Abdominal Trauma part 2

Examining an abdomen:

During abdominal trauma, a thorough assessment may help the clinician in identifying potential injuries and concerns. A full abdominal assessment may not be possible within the emergency/pre-hospital environment due to the amount of time it can take or potential patient positioning/environment factors. Management of time critical features and rapid transport to hospital should not be delayed by conducting a full abdomen assessment. In some cases, the clinician may be able to conduct a rapid assessment or modified assessment (depending on the situation and health of the patient) which may help identify further potential concerns.

When first assessing a patients’ abdomen, ideally you want them to be laying down flat in a supine position with their arms resting against their sides. Within the pre-hospital trauma environment this will likely be a challenge, and the clinician will have to try their best to adapt to the situation. Gain consent from the patient for the assessment, and keep them as comfortable as possible.

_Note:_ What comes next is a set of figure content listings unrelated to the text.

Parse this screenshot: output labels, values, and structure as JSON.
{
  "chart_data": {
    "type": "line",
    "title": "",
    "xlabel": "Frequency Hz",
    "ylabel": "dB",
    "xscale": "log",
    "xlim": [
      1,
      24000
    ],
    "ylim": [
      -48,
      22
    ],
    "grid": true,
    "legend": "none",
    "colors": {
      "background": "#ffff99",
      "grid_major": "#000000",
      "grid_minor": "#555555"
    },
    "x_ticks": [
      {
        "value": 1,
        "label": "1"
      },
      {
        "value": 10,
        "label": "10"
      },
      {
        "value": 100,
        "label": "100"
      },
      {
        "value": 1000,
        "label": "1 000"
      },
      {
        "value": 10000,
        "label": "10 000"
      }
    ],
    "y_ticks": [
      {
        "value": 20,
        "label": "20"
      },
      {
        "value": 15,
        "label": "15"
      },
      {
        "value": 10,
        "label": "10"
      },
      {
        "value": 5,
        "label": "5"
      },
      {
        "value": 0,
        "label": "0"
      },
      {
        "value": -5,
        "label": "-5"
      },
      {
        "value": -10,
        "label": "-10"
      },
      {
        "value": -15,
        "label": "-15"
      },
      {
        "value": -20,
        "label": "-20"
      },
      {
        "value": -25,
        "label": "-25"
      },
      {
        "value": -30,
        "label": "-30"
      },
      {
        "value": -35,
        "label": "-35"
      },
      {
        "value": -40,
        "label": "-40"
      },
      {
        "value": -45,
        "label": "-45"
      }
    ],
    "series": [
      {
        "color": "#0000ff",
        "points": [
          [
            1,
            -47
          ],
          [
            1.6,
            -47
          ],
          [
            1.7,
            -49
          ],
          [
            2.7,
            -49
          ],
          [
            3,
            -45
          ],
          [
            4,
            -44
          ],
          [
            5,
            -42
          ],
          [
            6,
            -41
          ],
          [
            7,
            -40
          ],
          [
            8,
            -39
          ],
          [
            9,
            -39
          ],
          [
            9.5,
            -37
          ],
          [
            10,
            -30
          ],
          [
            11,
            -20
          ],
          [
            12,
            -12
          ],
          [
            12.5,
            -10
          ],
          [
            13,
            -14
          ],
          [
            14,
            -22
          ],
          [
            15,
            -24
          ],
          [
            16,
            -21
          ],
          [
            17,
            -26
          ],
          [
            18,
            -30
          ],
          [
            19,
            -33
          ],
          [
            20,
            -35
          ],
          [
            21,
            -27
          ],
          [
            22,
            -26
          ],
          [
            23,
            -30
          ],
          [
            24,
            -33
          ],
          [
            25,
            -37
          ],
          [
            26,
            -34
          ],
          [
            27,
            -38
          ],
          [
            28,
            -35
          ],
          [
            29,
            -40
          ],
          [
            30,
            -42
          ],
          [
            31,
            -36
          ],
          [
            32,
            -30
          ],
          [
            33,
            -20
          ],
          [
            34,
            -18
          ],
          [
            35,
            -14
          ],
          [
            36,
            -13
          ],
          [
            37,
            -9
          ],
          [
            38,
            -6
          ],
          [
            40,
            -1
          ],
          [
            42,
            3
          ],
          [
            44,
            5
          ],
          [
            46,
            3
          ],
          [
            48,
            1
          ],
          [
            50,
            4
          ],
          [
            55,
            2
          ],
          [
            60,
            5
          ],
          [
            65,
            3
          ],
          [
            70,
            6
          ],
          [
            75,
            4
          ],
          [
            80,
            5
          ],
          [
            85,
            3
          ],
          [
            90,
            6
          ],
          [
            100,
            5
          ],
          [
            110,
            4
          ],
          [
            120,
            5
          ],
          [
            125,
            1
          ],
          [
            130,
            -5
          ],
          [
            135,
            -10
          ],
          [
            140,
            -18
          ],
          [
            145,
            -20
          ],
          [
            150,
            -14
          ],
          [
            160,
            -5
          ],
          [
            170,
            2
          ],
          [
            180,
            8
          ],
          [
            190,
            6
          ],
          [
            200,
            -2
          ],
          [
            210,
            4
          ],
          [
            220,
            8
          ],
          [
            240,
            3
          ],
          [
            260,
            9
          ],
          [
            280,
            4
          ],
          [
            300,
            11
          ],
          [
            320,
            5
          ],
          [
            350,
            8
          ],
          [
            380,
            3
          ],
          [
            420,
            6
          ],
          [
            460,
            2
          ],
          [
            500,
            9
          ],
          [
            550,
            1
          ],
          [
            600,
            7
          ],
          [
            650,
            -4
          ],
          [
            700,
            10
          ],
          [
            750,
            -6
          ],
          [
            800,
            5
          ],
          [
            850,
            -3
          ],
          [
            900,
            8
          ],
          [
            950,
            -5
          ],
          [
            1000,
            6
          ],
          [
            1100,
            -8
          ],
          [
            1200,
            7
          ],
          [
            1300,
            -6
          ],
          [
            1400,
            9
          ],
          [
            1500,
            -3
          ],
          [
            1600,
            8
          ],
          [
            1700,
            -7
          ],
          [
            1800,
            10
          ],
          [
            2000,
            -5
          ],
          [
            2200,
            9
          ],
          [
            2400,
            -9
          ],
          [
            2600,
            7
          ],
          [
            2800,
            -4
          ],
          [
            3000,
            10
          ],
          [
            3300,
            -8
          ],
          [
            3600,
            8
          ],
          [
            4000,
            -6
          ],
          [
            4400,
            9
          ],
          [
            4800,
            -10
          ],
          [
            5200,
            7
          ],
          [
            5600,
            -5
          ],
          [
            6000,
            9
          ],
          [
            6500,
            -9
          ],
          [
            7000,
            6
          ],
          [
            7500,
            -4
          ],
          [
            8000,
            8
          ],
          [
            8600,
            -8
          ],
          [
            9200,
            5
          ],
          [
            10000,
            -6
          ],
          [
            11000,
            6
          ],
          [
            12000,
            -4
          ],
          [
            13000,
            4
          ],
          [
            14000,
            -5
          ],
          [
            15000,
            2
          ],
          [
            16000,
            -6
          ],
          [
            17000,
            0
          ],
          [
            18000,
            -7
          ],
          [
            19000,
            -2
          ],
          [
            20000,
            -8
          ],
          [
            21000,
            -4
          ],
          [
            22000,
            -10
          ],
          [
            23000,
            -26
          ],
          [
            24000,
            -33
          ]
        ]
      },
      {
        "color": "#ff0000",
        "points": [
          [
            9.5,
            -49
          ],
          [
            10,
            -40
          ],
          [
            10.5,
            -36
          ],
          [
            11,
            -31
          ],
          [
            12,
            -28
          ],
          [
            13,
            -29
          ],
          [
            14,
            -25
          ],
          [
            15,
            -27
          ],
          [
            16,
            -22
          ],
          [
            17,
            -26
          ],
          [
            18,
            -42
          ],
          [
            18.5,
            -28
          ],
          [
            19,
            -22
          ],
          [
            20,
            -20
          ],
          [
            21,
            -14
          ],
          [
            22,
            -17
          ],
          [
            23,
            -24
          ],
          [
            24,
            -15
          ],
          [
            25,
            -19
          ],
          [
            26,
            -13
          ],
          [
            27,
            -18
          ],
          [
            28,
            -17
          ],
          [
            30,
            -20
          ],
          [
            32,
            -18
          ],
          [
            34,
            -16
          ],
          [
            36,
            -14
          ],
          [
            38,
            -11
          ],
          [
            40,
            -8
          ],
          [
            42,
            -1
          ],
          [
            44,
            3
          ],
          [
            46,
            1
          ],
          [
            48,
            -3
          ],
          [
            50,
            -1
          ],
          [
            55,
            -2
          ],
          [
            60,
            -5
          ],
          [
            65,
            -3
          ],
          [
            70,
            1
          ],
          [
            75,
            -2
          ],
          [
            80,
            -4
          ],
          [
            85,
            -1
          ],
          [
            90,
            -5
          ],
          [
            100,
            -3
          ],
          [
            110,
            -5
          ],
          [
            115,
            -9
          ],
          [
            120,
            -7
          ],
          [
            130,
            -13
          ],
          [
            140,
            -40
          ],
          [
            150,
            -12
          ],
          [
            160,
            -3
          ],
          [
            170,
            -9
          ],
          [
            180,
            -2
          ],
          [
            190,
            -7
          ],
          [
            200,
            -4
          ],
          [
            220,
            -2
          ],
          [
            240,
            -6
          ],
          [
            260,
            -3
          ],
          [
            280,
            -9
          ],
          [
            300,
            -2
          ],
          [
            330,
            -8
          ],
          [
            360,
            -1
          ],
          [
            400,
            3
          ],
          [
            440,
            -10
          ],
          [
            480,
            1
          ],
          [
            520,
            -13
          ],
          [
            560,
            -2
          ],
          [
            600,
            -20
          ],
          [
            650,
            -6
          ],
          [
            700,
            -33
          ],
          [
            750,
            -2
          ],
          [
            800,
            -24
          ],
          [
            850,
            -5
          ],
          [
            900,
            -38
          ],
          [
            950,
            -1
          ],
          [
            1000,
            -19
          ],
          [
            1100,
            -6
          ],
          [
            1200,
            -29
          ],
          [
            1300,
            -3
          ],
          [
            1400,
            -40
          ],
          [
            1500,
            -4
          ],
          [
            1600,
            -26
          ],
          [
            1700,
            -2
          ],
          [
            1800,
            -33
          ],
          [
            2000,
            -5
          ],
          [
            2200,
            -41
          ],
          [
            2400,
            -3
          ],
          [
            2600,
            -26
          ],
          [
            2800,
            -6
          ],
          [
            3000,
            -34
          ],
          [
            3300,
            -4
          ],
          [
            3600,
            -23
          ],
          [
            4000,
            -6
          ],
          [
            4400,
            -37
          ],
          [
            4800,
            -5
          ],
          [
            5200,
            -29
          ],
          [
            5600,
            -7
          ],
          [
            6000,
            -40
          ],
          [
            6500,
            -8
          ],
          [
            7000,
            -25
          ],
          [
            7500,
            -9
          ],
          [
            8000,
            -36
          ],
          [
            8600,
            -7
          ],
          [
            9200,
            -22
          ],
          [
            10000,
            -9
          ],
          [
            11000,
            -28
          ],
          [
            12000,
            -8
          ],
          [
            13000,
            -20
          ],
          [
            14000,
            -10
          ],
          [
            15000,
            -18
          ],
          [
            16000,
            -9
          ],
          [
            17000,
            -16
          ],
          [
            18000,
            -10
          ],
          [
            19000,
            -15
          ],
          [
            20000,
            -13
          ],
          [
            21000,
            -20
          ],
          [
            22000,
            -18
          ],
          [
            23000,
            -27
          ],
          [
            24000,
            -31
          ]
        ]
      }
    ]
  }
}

The first part of the abdominal assessment is inspect. You need to expose the abdominal area so that you can visually inspect the site. Be mindful of the environment and the patient potentially getting cold if outdoors.

Inspect the abdomen for any signs of injury or bruising, look for asymmetry and any abnormalities in the abdominal wall. Is there any pulsating or new masses present. The patient may have previous abdominal issues so ask them about their abdominal history to see whether there are new pathologies.

Certain signs can indicate potential pathologies such as Cullen’s Sign or Grey Turner’s Sign. Cullen’s Sign where there is bruising around the umbilical area, Grey Turning’s Sign where there is bruising along the flank. Both can be signs of retroperitoneal bleeding where there may have been trauma and bleeding from damaged tissues, organs, and/or blood vessels.


Auscultation of the abdomen can help determine potential issues with bowel movement. Through auscultation, the clinician can listen for bowel sounds and assess if they are normal, hyperactive, hypoactive, or absent. Auscultation can be difficult in the pre-hospital environment due to surrounding sounds and distractions. It can also take some time to identify sounds and listen correctly to each quadrant. Depending on different text books, the amount of auscultation time varies. Suggestions for optimal auscultation figures can range from 10 seconds to 7 minutes. The normal bowel sounds per minute can also range from 5-35 sounds auscultated.

When auscultating, listen to all quadrants of the abdomen working around each quadrant in quarters. Any abnormal sound presentation or absent sounds altogether could indicate issues with bowel movement and the underlying organs such as an obstruction, an ileus, trauma, and so on. If there are other associated symptoms, such as pain or abdominal distention, this may help further indicate potential abdominal pathophysiology.


Palpating the abdomen can help identify any areas of injury or pathology, however, this must be done with great consideration and care as not to aggravate or worsen any ongoing issues. Carefully review the need for palpation in abdominal trauma as it may cause more damage, for example, disrupting a clot or an internal bleed.

When palpating you want to start in the quadrant furthest from the pathology/pain, working your way around to the affected quadrant. Assess for any reactions from the patient such as pain, rebound tenderness, guarding, or rigidity. These may help indicate if there is injury or pathology ongoing within the abdomen. A hard or ‘woody’ feeling abdomen can indicate trauma and haemorrhage in the abdominal cavity.


Percussion within the pre-hospital and trauma environment can be difficult due to the surrounding sounds and distractions. Through percussing the abdomen, it can assist in identifying organ locations through hyper and hypo-resonance, it can also help identify if there is a build up of air or fluid within the organs or abdominal cavity. Hyper-resonance will indicate air, whereas hypo-resonance will indicate fluid. If there is wide spread hypo-resonance, this may be an indication of internal haemorrhage.

Beware when percussing that you don’t inadvertently cause further damage to any ongoing issues, such as disrupting any clots or aggravating internal haemorrhage.

These four aspects of the abdominal assessment may help the clinician further identify potential abnormalities or pathologies within the trauma and medical fields. Depending on the situation, you may be able to utilise all areas of the assessment, or conduct a rapid modified assessment. However, remember not to let an abdominal assessment delay transport to hospital or any life-saving treatment.